Establishing Criteria for Vulnerability Management Solutions

Over the past several months, we have engaged with many organizations that are considering automating their vulnerability management programs.  Because many already have manual processes in place to manage their vulnerability data, they’ve been able to provide us with a tremendous amount of insight as to what functionality they deem most important in migrating to an automated vulnerability management system.Through these interactions, we’ve found ourselves in a unique position –  we are able to compile a consolidated list of criteria we’ve received from a wide variety of organizations, both large and small. We thought it would be worth sharing the top data points we’ve collected to potentially help you clarify your own requirements and objectives in this blossoming sector.
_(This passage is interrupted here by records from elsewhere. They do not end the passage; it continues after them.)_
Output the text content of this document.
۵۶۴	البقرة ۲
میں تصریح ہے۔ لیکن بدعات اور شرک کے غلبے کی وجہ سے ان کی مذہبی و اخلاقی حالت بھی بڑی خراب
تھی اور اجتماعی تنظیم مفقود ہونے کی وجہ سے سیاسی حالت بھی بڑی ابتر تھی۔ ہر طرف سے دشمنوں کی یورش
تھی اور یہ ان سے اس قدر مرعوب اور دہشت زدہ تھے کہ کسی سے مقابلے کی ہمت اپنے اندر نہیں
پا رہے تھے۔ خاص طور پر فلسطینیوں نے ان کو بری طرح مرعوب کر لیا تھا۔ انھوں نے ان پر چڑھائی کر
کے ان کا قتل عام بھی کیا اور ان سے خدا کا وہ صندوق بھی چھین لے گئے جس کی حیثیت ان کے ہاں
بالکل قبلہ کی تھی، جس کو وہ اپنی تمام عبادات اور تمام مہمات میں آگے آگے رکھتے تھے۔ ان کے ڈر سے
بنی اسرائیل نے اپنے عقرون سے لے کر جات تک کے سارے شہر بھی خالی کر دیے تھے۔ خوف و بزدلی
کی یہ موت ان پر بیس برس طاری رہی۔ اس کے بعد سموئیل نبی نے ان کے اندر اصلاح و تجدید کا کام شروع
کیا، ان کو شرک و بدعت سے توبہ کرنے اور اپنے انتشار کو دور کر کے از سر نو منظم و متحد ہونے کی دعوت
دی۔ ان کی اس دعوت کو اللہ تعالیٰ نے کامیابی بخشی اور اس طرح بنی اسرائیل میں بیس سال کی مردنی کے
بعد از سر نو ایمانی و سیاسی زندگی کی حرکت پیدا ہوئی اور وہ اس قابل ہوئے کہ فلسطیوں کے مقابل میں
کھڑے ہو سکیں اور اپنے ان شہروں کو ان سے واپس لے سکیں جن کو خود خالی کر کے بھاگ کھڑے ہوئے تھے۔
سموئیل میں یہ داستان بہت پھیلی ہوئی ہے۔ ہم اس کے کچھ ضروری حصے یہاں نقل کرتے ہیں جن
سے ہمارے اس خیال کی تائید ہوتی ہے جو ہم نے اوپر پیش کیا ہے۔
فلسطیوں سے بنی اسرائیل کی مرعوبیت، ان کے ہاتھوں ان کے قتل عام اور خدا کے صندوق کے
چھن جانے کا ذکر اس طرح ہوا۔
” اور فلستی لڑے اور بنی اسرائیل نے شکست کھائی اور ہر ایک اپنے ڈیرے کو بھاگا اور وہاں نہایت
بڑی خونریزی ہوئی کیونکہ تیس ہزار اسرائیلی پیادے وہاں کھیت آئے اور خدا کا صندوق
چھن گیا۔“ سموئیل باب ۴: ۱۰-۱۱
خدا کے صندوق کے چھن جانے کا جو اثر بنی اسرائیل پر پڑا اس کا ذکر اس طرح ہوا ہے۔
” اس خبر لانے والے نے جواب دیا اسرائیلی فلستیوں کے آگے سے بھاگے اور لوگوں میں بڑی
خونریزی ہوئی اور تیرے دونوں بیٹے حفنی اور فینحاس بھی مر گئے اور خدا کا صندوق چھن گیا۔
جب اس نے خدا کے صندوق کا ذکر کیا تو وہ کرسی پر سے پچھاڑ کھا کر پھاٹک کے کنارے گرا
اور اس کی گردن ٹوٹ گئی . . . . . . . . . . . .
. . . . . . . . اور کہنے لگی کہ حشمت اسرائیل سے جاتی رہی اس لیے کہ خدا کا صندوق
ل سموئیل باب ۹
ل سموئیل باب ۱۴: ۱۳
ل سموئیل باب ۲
We’ve organized the list into three broad categories that security folks we’ve met with called out as being relevant to any automated vulnerability management solution. While the list of questions represent a varied cross-section of the marketplace, we’d welcome additional feedback/input from other security professionals out there as to what key questions or criteria you feel may have been overlooked.

Implementation

• What vulnerability assessment (VA) tools does the product integrate “out-of-the-box”?
• Which bug tracking systems & trouble ticketing systems does it work with?
• Is there an open API? How easy or difficult is it to work with?
• Is the product/service customizable?  Again, how easy or difficult is this?
• For large companies and complex environments, how well will the solution scale?
• How does the product/service manage, suppress, or possibly eliminate, the reporting of false positives? Are there ways to identify false negatives?
• Can the product/service correlate internal and external network address space in order to prevent the tracking of the same vulnerability multiple times?
• Can the product/service categorize reporting by business units, geography, departments, applications, etc. and then correlate vulnerabilities with those assets for tracking purposes? What other ways can business context be applied to the vulnerability data?
• How will the product work and fit into your existing workflow and remediation process? In other words, does it play well with others?
• Are industry standards supported such as: Common Vulnerability Scoring System (CVSS); Web Application Security Consortium Threat Classification (WASC-TC); Common Vulnerability Enumeration (CVE); Common Weakness Enumeration (CWE); Common Platform Enumeration (CPE); others?

Reporting

• Will it provide real time and trending reports that track open/closed vulnerabilities and the ongoing status of remediation?
• Can these reports be tailored and adapted for viewing by various levels of management, internal/external auditors, security specialists, etc.?
• Are your existing reporting and metrics tracked and supported?
• How does it reconcile the scoring and prioritizing of vulnerabilities given the variety of products and tools available that use their own scoring systems?

Key Benefits

• Will the solution accelerate the remediation and testing process?
• In the end, is this going to solve the pain we are currently living through?

We recognize there’s likely a wealth of additional criteria that should be included in defining the key characteristics of an automated vulnerability management solution, but we believe this list serves as a good foundation.  The information we’ve collected from organizations over the past several months and outlined in this post should be viewed as a “living breathing” set of criteria and a work in progress.  We look forward to obtaining feedback from folks in the security community who are as passionate about this topic as we are at HoneyApps!